Las recientes controversias sobre la gobernadora de Baja California, Marina del Pilar, han generado comparaciones con la situación que vive Chihuahua respecto a la cooperación con agencias estadounidenses en materias de seguridad. Las similitudes y diferencias en los enfoques de ambos gobiernos están atrayendo la atención mediática y política.
Datos clave
- Gobernadora de Baja California: Marina del Pilar.
- Gobernadora de Chihuahua: Maru Campos.
- Controversias relacionadas con la entrega de información a EE.UU.
- Participación de agentes de la CIA en operativos en Chihuahua.
- Inconformidades sobre la "soberanía nacional" y la injerencia extranjera.
Los recientes eventos han puesto de manifiesto diferentes estrategias de los gobiernos de Chihuahua y Baja California. Germán Martínez Cázares, en su columna, mencionó un decálogo que señala las posturas de cada gobernadora frente a la sorpresiva inclusión de agentes norteamericanos en las actividades de seguridad pública. En el caso de Chihuahua, se reveló que la administración de Maru Campos utilizó información proveniente de agencias estadounidenses para desmantelar un laboratorio de drogas, mientras que la gobernadora de Baja California ha sido criticada por su disposición a intercambiar información sensible.
El ámbito político mexicano se ha convertido en un espacio en el que se analizan diferencias clave. Por ejemplo, la gobernadora Campos ha enfrentado una evaluación más rigurosa en comparación con Marina del Pilar, quien ha recibido respaldo inmediato de figuras como el Presidente de México y el Secretario de Seguridad, lo que pone de relieve posibles prioridades distintas entre los gobiernos y el manejo de la seguridad.
¿Cuál es la respuesta del gobierno de Chihuahua?
La administración de Maru Campos ha adoptado una postura clara y se ha mostrado dispuesta a colaborar con las autoridades federales, incluso acudiendo a la Fiscalía General de la República (FGR) para presentar su caso. Esto contrasta con la posición de Marina del Pilar, quien ha evitado el contacto con las autoridades estadounidenses, incluyendo la negativa a asistir al consulado en Tijuana.
¿Cómo afecta esto la política de seguridad nacional?
Las reacciones diversas en los niveles de gobierno podrían reflejar tensiones dentro de la política de seguridad en México.

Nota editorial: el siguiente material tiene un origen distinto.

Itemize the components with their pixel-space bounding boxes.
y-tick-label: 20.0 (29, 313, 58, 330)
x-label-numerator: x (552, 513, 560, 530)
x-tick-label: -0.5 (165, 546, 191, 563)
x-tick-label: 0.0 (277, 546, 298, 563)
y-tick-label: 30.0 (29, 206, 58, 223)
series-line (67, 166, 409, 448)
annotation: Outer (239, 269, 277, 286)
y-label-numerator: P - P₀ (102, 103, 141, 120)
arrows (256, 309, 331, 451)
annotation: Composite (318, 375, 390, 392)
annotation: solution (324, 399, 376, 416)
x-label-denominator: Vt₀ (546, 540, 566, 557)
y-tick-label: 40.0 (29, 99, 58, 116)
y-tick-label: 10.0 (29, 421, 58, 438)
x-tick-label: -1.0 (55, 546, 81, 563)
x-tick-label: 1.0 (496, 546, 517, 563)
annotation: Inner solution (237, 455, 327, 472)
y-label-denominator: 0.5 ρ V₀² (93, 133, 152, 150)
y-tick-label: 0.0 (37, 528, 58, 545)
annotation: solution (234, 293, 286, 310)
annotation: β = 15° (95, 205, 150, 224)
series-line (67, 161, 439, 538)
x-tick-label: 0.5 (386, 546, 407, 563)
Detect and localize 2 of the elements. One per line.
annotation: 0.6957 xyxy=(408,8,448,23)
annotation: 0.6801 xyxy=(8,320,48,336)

Energúmenos y críticas por el papel que juega la colaboración extranjera en la lucha contra el narcotráfico están impulsando un debate intenso sobre la soberanía nacional y la efectiva administración de justicia en el país.
La atención centrada en estas dos regiones podría influir en futuras decisiones políticas respecto a la seguridad en México. En los próximos días, se anticipan cambios y posicionamientos que continuarán alimentando el debate sobre la relación del país con agencias extranjeras en temas de seguridad y justicia.